The Court next analyzed whether the trial court erred by dismissing the case, ultimately deciding that it did and reversing dismissal. Tennessee Rule of Civil Procedure 4.01(3) states that “[i]f a plaintiff…intentionally causes delay of prompt issuance or prompt service of a summons, the filing of the complaint…will not toll any applicable statutes of limitations or repose.” The 2016 advisory commission comment for this rule explains that it “means that the plaintiff or plaintiff’s counsel cannot intentionally delay the issuance or service of process for tactical purposes.”

In granting the motion to dismiss, the trial court listened to defendants’ arguments and took note of the fact that the registered agent’s office was very close to the courthouse where the summonses were issued as well as the fact that service by first class mail would have “take[n] significantly less time than 89 days.”  The Court of Appeals pointed out, though, that defendants “presented no other evidence that Plaintiff had intentionally delayed service of process,” and that “in order for the trial court to find that Plaintiff had intentionally delayed service of process, the trial court had to and did make certain inferences in favor of Defendants.” While the trial court noted in its order that plaintiff had not filed an affidavit in support of its position that service was proper, the Court of Appeals ruled that “Defendants filed the motion to dismiss and that the burden was on Defendants to prove that Plaintiff’s delay in completing service of process was intentional.” (internal citation omitted).

The Court of Appeals explained:

Defendants in the present case did not present an affidavit or other evidence sufficient to establish that Plaintiff or her attorneys had intentionally delayed service of process except for the returns of the original summonses that had been personally served on the eighty-ninth day following their issuance.
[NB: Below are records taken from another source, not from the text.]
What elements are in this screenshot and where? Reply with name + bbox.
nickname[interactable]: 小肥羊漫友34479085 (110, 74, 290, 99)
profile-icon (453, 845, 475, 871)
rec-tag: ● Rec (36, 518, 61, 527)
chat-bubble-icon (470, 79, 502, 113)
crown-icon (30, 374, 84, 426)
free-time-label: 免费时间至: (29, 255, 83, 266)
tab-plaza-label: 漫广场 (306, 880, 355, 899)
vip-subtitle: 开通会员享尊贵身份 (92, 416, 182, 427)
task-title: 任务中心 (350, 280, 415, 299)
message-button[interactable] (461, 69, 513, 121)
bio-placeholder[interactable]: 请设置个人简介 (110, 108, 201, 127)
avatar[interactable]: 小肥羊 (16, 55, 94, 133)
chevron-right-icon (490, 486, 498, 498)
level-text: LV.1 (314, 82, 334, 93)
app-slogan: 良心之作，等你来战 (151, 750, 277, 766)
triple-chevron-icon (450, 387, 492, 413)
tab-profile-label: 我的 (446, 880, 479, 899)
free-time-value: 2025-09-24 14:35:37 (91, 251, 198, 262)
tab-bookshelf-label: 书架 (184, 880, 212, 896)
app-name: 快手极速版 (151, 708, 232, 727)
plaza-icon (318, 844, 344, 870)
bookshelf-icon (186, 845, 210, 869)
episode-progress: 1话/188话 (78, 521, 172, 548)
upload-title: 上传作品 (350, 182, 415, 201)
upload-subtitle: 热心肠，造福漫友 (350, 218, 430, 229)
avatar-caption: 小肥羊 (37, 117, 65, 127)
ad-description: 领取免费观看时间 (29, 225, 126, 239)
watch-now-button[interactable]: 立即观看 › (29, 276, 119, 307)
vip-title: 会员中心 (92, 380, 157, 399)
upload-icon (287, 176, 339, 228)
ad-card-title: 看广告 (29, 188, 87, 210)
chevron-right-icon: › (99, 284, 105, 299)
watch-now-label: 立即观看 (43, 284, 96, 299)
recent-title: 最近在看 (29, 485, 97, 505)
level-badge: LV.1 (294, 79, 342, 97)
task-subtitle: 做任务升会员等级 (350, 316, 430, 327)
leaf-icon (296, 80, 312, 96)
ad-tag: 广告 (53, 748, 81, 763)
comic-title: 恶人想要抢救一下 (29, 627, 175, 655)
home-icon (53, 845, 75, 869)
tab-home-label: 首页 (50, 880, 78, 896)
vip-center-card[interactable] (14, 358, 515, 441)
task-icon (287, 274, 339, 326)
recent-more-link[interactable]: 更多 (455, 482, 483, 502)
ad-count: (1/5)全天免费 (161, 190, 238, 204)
The face of the summonses does not provide any evidence that the eighty-nine-day delay in service was intentional. …Plaintiff was not obligated to file an affidavit or present other proof that the eighty-nine-day delay was not intentional when Defendants had not shown an intentional delay in the first place to support its motion to dismiss. We have been shown nothing that makes the trial court’s inferences in favor of Defendants any more reasonable inferences that would have been in favor of the Plaintiff. Forcing Plaintiff to present evidence that a delay was not intentional without first requiring Defendants to present some actual proof and not just the trial court’s inferences and resulting conclusions in favor of the movants that it was intentional is essentially placing the burden for Defendants’ motion to dismiss on Plaintiff to establish a lack of intent, which is contrary to prior case law.

Accordingly, the dismissal of the case was reversed.

Notably, the Court stated that because it was reversing dismissal, it was not considering plaintiff’s argument that service within ninety days was “per se prompt service.”

This opinion is notable for two reasons. First, it reinforces the rule that for a defendant to argue improper service based on delay under Rule 4.01(3), the defendant must present some evidence that the delay was intentional. Second, it reinforces the long-standing rule that when a defendant files a motion to dismiss, the burden of proof is on the defendant.